Karara karşı, davalı tasfiye memuru vekilince istinaf yoluna başvurulmuştur.
Bölge adliye mahkemesince tüm dosya kapsamına göre, kararının usul ve esas yönünden hukuka uygun olduğu gerekçesiyle istinaf isteminin esastan reddine karar verilmiştir.
Kararı, davalı tasfiye memuru vekili temyiz etmiştir.
Yapılan yargılama ve saptanan somut uyuşmazlık bakımından uygulanması gereken hukuk kuralları gözetildiğinde İlk Derece Mahkemesince verilen kararda bir isabetsizlik olmadığının anlaşılmasına göre yapılan istinaf başvurusunun HMK'nın 353/b-1 maddesi uyarınca Bölge Adliye Mahkemesince esastan reddine ilişkin kararın usul ve yasaya uygun olduğu kanısına varıldığından Bölge Adliye Mahkemesi kararının onanmasına karar vermek gerekmiştir.

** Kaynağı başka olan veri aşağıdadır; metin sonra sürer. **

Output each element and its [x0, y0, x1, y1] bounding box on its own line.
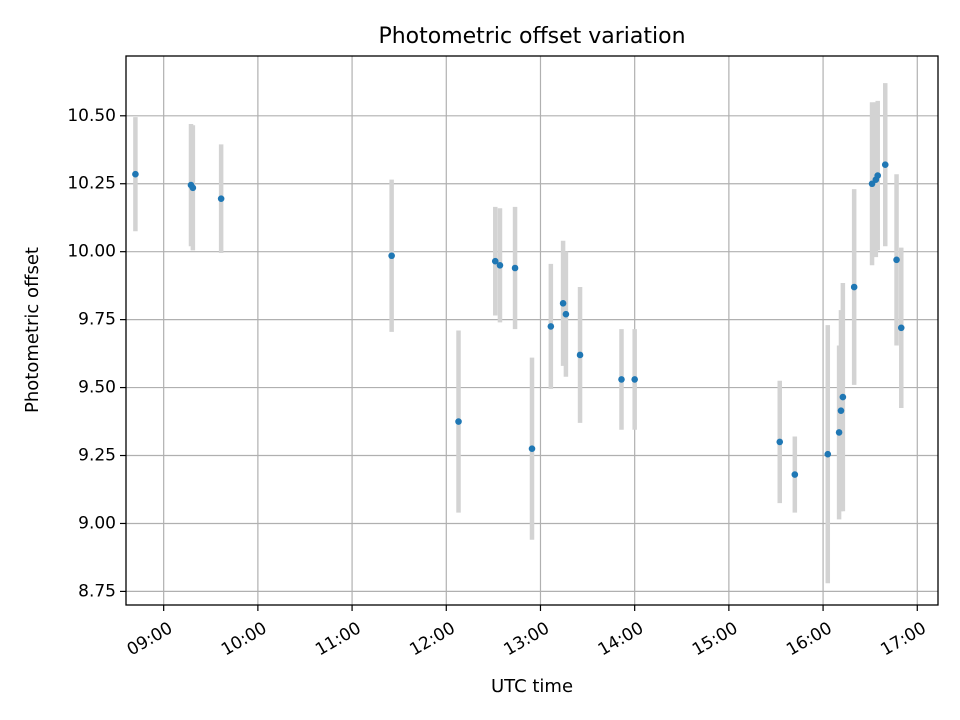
x-tick-label: 13:00	[501, 618, 553, 660]
y-tick-label: 9.50	[78, 378, 116, 398]
data-point	[881, 161, 889, 169]
data-point	[547, 323, 555, 330]
x-tick-label: 16:00	[783, 618, 835, 660]
data-point	[850, 283, 858, 291]
chart-title: Photometric offset variation	[378, 24, 685, 49]
x-tick-label: 14:00	[595, 618, 647, 660]
y-axis-label: Photometric offset	[22, 247, 43, 413]
data-point	[576, 351, 584, 359]
data-point	[217, 195, 225, 202]
data-point	[897, 324, 905, 332]
data-point	[388, 252, 395, 260]
data-point	[511, 264, 519, 272]
y-axis: 8.75 9.00 9.25 9.50 9.75 10.00 10.25 10.50	[67, 106, 126, 601]
point-layer	[132, 161, 905, 478]
y-tick-label: 10.00	[67, 242, 116, 262]
data-point	[455, 418, 462, 425]
data-point	[562, 310, 570, 318]
y-tick-label: 8.75	[78, 581, 116, 601]
data-point	[791, 471, 799, 478]
data-point	[528, 445, 536, 453]
y-tick-label: 9.75	[78, 310, 116, 330]
data-point	[824, 450, 832, 458]
data-point	[893, 256, 900, 264]
data-point	[189, 184, 197, 192]
x-tick-label: 17:00	[877, 618, 929, 660]
data-point	[837, 407, 845, 414]
data-point	[839, 393, 847, 401]
plot-frame	[125, 55, 939, 606]
data-point	[132, 170, 139, 178]
data-point	[559, 300, 567, 307]
y-tick-label: 10.25	[67, 174, 116, 194]
x-tick-label: 09:00	[124, 618, 176, 660]
data-point	[835, 429, 843, 436]
x-tick-label: 12:00	[406, 618, 458, 660]
data-point	[874, 172, 882, 179]
x-tick-label: 15:00	[689, 618, 741, 660]
data-point	[776, 438, 784, 446]
data-point	[618, 376, 625, 383]
errorbar-layer	[133, 83, 904, 584]
x-tick-label: 11:00	[312, 618, 364, 660]
y-tick-label: 9.25	[78, 446, 116, 466]
x-axis: 09:00 10:00 11:00 12:00 13:00 14:00 15:00 16:00…	[124, 605, 930, 660]
data-point	[631, 376, 638, 383]
data-point	[496, 261, 504, 269]
y-tick-label: 9.00	[78, 513, 116, 533]
x-tick-label: 10:00	[218, 618, 270, 660]
x-axis-label: UTC time	[491, 676, 573, 697]
y-tick-label: 10.50	[67, 106, 116, 126]
data-point	[491, 257, 499, 265]
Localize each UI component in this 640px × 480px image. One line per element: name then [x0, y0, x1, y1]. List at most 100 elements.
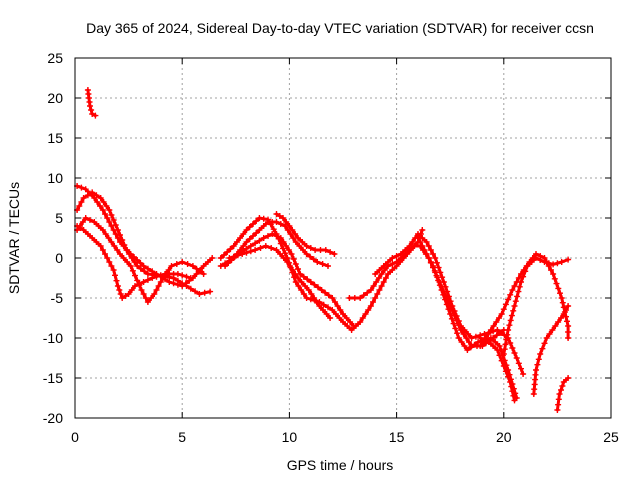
data-point — [559, 299, 566, 306]
data-point — [179, 272, 186, 279]
data-point — [292, 231, 299, 237]
data-point — [515, 288, 522, 295]
data-point — [518, 365, 524, 372]
data-point — [311, 281, 318, 288]
data-point — [563, 307, 569, 313]
data-point — [451, 308, 458, 314]
data-point — [515, 360, 522, 367]
data-point — [256, 215, 263, 221]
data-point — [312, 247, 319, 253]
data-point — [554, 260, 561, 267]
data-point — [108, 263, 115, 269]
data-point — [464, 347, 471, 353]
data-point — [250, 221, 256, 227]
data-point — [502, 301, 509, 308]
y-axis-label: SDTVAR / TECUs — [6, 182, 22, 294]
data-point — [442, 296, 449, 303]
data-point — [88, 107, 95, 113]
data-point — [365, 307, 372, 313]
data-point — [433, 272, 440, 279]
data-point — [137, 265, 144, 272]
data-point — [344, 323, 351, 329]
data-point — [192, 288, 199, 295]
data-point — [381, 267, 388, 273]
data-point — [91, 219, 98, 225]
data-point — [277, 235, 284, 241]
data-point — [553, 280, 560, 287]
series-arc-15 — [477, 251, 572, 349]
data-point — [430, 263, 436, 269]
data-point — [565, 375, 572, 381]
data-point — [193, 265, 200, 272]
data-point — [303, 243, 310, 249]
data-point — [114, 247, 121, 253]
data-point — [450, 320, 457, 327]
data-point — [421, 247, 428, 253]
x-tick-label: 5 — [178, 429, 186, 445]
data-point — [505, 327, 512, 333]
data-point — [99, 247, 106, 253]
data-point — [273, 247, 280, 253]
y-tick-label: 10 — [47, 170, 63, 186]
data-point — [320, 301, 327, 308]
data-point — [565, 256, 572, 263]
data-point — [331, 251, 338, 257]
data-point — [189, 263, 196, 269]
data-point — [246, 224, 253, 230]
data-point — [472, 333, 479, 340]
data-point — [508, 312, 515, 319]
data-point — [430, 251, 436, 257]
data-point — [155, 283, 162, 289]
data-point — [97, 243, 104, 249]
data-point — [373, 279, 380, 285]
data-point — [280, 215, 286, 221]
data-point — [112, 222, 119, 228]
series-arc-3 — [74, 189, 214, 297]
data-point — [295, 283, 302, 289]
data-point — [502, 368, 509, 375]
data-point — [128, 255, 135, 261]
data-point — [463, 335, 470, 341]
data-point — [449, 303, 456, 309]
data-point — [260, 215, 267, 222]
data-point — [79, 219, 86, 225]
data-point — [302, 283, 309, 289]
data-point — [549, 327, 556, 333]
data-point — [427, 247, 434, 253]
data-point — [106, 259, 113, 265]
data-point — [92, 112, 99, 119]
data-point — [174, 277, 181, 284]
data-point — [375, 275, 382, 281]
data-point — [409, 239, 416, 245]
data-point — [425, 255, 432, 261]
data-point — [136, 282, 143, 289]
data-point — [308, 291, 315, 297]
data-point — [222, 263, 229, 269]
y-tick-label: 0 — [55, 250, 63, 266]
data-point — [423, 251, 430, 257]
data-point — [325, 263, 331, 269]
data-point — [494, 347, 501, 353]
data-point — [225, 260, 232, 266]
data-point — [253, 218, 260, 224]
data-point — [496, 352, 503, 359]
data-point — [298, 287, 305, 293]
data-point — [465, 331, 472, 337]
data-point — [159, 275, 166, 281]
data-point — [389, 267, 396, 273]
data-point — [452, 325, 459, 332]
data-point — [284, 259, 291, 265]
data-point — [111, 243, 118, 249]
data-point — [104, 215, 111, 221]
data-point — [132, 283, 138, 289]
data-point — [221, 252, 227, 258]
data-point — [280, 239, 287, 245]
data-point — [557, 290, 563, 297]
data-point — [110, 217, 117, 223]
data-point — [100, 199, 107, 205]
data-point — [226, 255, 233, 261]
data-point — [509, 388, 516, 395]
data-point — [120, 255, 127, 261]
data-point — [511, 283, 518, 289]
data-point — [230, 243, 237, 249]
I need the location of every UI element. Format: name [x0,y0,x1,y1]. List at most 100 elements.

SONUÇ: Yukarda açıklanan nedenlerle, davalı tasfiye memuru ... vekilinin temyiz isteminin reddi ile Bölge Adliye Mahkemesince verilen kararın HMK'nın 370/1. maddesi uyarınca ONANMASINA, HMK'nın 372. maddesi uyarınca işlem yapılmak üzere dava dosyasının İlk Derece Mahkemesine, kararın bir örneğinin Bölge Adliye Mahkemesine gönderilmesine, aşağıda yazılı bakiye 21,40 TL temyiz ilam harcının temyiz eden davalı tasfiye memuru ...'den alınmasına, 23/03/2022 tarihinde kesin olarak oybirliğiyle karar verildi.